Снег падал на Königsberg — нет, на Калининград, Витя, на Калининград, какой ещё Königsberg, — падал крупными мокрыми хлопьями на плечи пальто, таял, оставлял тёмные пятна на грубой ткани, и Витя стоял посреди тротуара и не чувствовал холода. Не чувствовал ничего, кроме гудящей пустоты в груди, в которой ещё минуту назад билось что-то огромное, не помещающееся в рёбра. Десятая сигарета за последний час прилипла к пальцам, набитым табачным пеплом, и он смотрел на неё, как на посторонний предмет — чьё-то оставленное небрежение. Вчера он не курил. Вчера он был другим человеком. Или казался себе другим. Он затянулся, и дым обжёг нёбо, и горло перехватило кашлем, и слезы потекли от кашля, не от чего-то другого, только от кашля, он себе так сказал.

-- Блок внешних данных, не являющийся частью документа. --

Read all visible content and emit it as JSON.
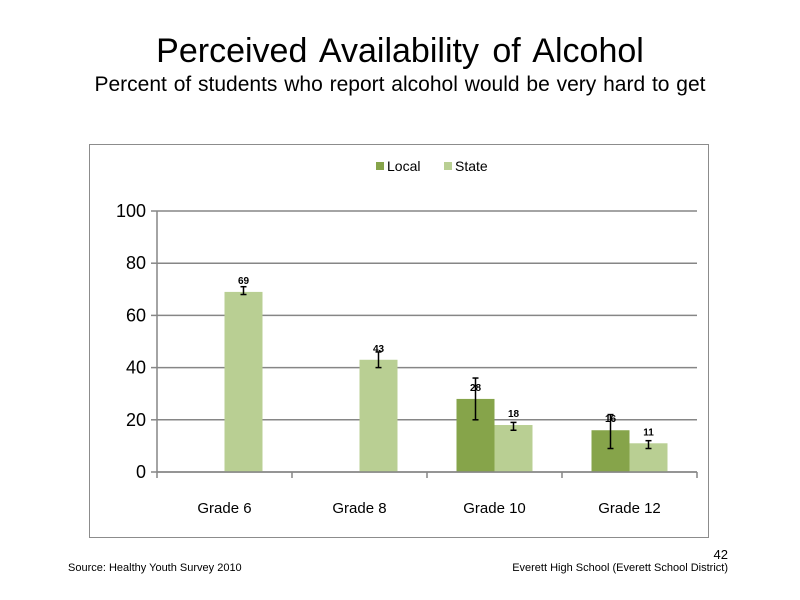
{
  "slide": {
    "title": "Perceived  Availability  of Alcohol",
    "subtitle": "Percent of students  who report alcohol would be very hard to get",
    "source": "Source: Healthy Youth Survey 2010",
    "school": "Everett High School (Everett School District)",
    "page_number": "42"
  },
  "chart_data": {
    "type": "bar",
    "categories": [
      "Grade 6",
      "Grade 8",
      "Grade 10",
      "Grade 12"
    ],
    "series": [
      {
        "name": "Local",
        "color": "#86a44a",
        "values": [
          null,
          null,
          28,
          16
        ],
        "labels": [
          "",
          "",
          "28",
          "16"
        ],
        "error": [
          null,
          null,
          [
            20,
            36
          ],
          [
            9,
            22
          ]
        ]
      },
      {
        "name": "State",
        "color": "#b9cf93",
        "values": [
          69,
          43,
          18,
          11
        ],
        "labels": [
          "69",
          "43",
          "18",
          "11"
        ],
        "error": [
          [
            68,
            71
          ],
          [
            40,
            46
          ],
          [
            16,
            19
          ],
          [
            9,
            12
          ]
        ]
      }
    ],
    "ylim": [
      0,
      100
    ],
    "yticks": [
      0,
      20,
      40,
      60,
      80,
      100
    ],
    "grid": true,
    "legend_position": "top-center"
  }
}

Вверх, на четвёртый этаж, в окно, залитое жёлтым светом, он не смотрел. Не мог. Знал, что там — всё то же. Халатик короткий, голые коленки, сигарета между тонкими пальцами, и трубка прижата к уху, и голос — этот голос, который он любил десять лет, с которым просыпался, под который засыпал, — голос щебечет о чём-то. О нарядах. О детях. О чём угодно. Только не о нём.
Чемодан стоял у двери подъезда. Рядом с мусорными пакетами. Грязный, побитый, старый — они покупали его в первый год совместной жизни, в «Меге», ещё тогда строили, ещё тогда выбирали вместе, Юлька крутала в руках и говорила «этот попросторнее», и он согласился, и вот теперь чемодан стоит у мусорных баков, и внутри — три рубашки, два носка, зубная щётка и бритва. Барахлишко. Именно так он подумал — барахлишко. Десять лет жизни вместились в половину спортивной сумки, и от этого осознания стало физически тошно.

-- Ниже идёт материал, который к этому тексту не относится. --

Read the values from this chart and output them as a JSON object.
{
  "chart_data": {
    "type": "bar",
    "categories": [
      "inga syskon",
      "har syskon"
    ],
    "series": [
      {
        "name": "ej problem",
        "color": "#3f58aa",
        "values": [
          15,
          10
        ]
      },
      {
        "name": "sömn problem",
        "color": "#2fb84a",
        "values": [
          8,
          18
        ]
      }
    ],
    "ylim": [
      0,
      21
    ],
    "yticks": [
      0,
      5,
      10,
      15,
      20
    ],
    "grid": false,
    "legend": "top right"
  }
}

Витя достал телефон. Экран покрылся трещинами два месяца назад — он уронил его в ванной, сын Дениска бежал, врезался, телефон полетел в кафель, и Юлька сказала «ну надо же, Вить, опять», и он пообещал починить, и не починил. Трещина проходила ровно через фотографию, которая стояла на заставке — Юлька с детьми на даче, летом, в солнцезащитных очках, с земляникой в руках. Щербатая, разорванная фотография. Он смотрел на неё и не понимал, как нажимать кнопки сквозь эту трещину, сквозь эти обломки стекла.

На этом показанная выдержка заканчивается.